Cash ist das, was wirklich wirkt im Leben…
Nicht rein gesundheitsökonomisch, sondern in einer klinischen Studie wurde die medikamentöse Tabakentwöhnung – in diesem Fall mit einer Nikotinersatztherapie (NRT) – am Zentralinstitut für Seelische Gesundheit in Mannheim untersucht. Professor Hans-Joachim Salize berichtete beim Berliner Hauptstadtkongress über eine Studie, bei der verschiedene Formen der finanziellen Anreizsysteme getestet wurden, um zu sehen, wie ein wenig Kleingeld den Erfolg der Raucherentwöhnung beeinflusst. An der Mannheimer Untersuchung nahmen niedergelassene Ärzte teil, die in vier Gruppen randomisiert wurden. In einem Teil der Praxen wurde die NRT wie üblich gemacht: Die Patienten holten sich die NRT also als Selbstzahler in der Apotheke ab. In einer zweiten Praxisgruppe erhielten die Patienten die NRT-Kosten in Höhe von 130 Euro erstattet. In einer dritten Gruppe erhielt der Arzt und nur er einen Erfolgsbonus. Und in der vierten Gruppe schließlich wurden sowohl Patient als auch Arzt honoriert.

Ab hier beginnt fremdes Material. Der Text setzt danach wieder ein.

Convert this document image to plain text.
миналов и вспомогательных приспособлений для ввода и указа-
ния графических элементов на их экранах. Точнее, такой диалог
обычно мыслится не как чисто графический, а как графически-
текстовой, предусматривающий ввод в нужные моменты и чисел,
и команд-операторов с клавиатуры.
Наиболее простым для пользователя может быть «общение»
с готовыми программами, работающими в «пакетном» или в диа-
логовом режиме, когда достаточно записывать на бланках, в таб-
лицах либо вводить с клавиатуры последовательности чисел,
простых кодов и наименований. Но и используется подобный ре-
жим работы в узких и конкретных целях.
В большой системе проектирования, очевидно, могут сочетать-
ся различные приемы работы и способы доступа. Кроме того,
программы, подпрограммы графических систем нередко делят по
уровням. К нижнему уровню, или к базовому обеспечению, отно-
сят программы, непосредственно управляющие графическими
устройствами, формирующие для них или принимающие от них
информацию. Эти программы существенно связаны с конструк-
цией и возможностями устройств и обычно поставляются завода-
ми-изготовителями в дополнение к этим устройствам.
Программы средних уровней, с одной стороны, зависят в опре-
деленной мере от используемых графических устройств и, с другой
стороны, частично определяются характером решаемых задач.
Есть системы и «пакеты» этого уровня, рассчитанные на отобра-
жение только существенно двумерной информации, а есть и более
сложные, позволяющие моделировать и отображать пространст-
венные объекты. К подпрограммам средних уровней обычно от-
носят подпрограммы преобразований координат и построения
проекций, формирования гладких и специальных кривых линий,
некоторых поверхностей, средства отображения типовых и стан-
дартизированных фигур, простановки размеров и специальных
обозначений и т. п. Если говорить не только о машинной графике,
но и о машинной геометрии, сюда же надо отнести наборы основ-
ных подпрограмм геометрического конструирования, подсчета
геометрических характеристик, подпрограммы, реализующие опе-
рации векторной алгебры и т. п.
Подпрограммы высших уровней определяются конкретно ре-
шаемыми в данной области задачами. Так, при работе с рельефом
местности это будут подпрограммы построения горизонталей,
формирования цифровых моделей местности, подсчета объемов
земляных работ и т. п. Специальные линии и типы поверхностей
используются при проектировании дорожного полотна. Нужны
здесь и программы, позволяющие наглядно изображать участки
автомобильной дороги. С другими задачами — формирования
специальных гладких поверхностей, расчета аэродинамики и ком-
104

Das Ergebnis war eindrucksvoll: Durch die Kostenerstattung für die Versicherten konnte die Erfolgsquote der Entwöhnung von 2,7% auf 12,1% vervierfacht werden. Der Erfolgsbonus für den Arzt hatte dagegen einen geringeren Effekt. Und auch wenn beide Varianten der Bonuszahlungen kombiniert wurden, war der Zusatznutzen gegenüber der reinen Erstattung nicht gerade groß. Die Kostenerstattung für den Patienten ist diesen Resultaten zufolge also die Strategie der Wahl, um die Erfolgsquoten der Tabakentwöhnung zu erhöhen. „Angesichts der Konsequenzen des Rauchens erscheinen die dafür erforderlichen 130 Euro pro Patient als sehr günstig“, betonte Salize in Berlin.